Pride come before a fall.
Sorry about the length but I want to provide full context.
If you lived through the .com bubble, I was still young then but have read voraciously about it and the 2008 crisis, I think we are in the equivalent of 1998 this year and next will be the last gasp of the AI stock mania (not AI use itself) and 2027 will be when it pops.

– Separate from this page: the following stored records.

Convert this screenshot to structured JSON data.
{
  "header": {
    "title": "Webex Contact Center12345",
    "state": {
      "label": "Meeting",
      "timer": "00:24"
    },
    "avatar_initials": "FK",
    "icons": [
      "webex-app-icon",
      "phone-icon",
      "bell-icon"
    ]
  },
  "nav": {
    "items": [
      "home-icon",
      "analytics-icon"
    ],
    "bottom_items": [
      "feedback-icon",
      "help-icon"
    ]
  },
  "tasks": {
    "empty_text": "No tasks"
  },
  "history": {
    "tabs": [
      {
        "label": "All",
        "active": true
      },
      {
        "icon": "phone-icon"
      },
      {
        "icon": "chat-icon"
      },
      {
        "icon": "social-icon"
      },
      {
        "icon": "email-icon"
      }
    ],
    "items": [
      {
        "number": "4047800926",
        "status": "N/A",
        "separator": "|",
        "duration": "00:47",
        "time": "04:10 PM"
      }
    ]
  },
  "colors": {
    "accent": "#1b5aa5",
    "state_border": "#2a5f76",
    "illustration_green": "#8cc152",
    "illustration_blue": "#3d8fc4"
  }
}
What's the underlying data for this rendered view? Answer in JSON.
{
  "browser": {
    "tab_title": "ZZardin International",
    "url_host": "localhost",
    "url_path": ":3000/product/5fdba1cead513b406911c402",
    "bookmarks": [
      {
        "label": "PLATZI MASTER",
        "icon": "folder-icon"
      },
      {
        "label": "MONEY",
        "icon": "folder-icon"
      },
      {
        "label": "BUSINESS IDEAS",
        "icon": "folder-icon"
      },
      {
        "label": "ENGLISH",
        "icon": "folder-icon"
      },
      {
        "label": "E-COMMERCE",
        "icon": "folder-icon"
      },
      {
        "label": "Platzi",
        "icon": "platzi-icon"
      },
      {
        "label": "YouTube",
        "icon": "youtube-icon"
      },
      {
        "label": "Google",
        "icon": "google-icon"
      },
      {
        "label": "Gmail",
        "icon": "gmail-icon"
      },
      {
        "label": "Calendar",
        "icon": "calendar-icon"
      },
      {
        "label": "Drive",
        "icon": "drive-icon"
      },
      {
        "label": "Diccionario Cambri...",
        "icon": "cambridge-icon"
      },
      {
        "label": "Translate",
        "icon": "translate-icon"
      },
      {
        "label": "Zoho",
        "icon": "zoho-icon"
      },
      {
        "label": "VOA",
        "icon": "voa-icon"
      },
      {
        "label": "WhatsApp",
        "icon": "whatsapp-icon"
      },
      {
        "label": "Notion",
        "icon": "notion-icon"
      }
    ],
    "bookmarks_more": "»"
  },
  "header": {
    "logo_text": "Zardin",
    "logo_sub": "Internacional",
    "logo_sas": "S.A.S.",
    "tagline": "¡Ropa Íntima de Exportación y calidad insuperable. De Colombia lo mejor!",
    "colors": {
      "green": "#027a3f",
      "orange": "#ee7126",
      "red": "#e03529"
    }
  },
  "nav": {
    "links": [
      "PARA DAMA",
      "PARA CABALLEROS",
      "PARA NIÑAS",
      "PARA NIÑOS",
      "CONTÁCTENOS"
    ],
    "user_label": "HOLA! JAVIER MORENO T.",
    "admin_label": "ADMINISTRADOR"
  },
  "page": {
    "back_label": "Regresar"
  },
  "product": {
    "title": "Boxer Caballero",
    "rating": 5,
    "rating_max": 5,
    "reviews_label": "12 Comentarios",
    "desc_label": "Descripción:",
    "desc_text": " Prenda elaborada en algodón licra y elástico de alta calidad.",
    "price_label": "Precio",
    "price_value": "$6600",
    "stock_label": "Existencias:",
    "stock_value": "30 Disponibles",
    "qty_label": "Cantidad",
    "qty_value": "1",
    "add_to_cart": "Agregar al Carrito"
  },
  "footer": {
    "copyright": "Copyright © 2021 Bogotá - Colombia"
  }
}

In 1998, I dropped out of college to “cash in” (to help early pay down the student debt I was building and needing income to pay the rent etc) and worked for Wherehouse Entertainment (Wherehouse records stores HQ in the west) as a tier 3 tech. In late 1998 I was asked to attend a big meeting for a new internet venture they were doing, by an executive. He wanted me to be ready to support it, naming me 1st POC, making it equally top priority for support as the internet group (#1 priority support at the time). The pitch to all the execs was to address the problem of slow internet because most people were on slow dial up, was to open “.COM stores” where you would theoretically travel to a .COM store, equipped with high speed internet and listen to a large catalog of music and then place your orders for delivery in store. So tell me, does it make sense to drive or ride to a store to listen to music that you cannot leave with? Before the days of streaming or internet accessible music other than Napster. It made no sense to me either and when the Exec asked what I thought, I mentioned he doesn’t need me to bring on additional support help for that, I am sure me plus 1 backup will more than cover it with the network team if the internet or routers go down. He picked up that I didn’t think it would work, and said he’s considering scaling back how many .COM stores they will initially open (from about 6-10 to start down to 3 to test) “to help make sure there isn’t to much on my support plate” wink wink and I nodded. This was the example to me of thinking anything .com would succeed, today it’s anything AI is expected to succeed.
Moral of my long story is that, when it gets to everyone is SURE anything AI will succeed is when it will pop, just like in 2000 when the .com bubble popped. At least that’s my perspective.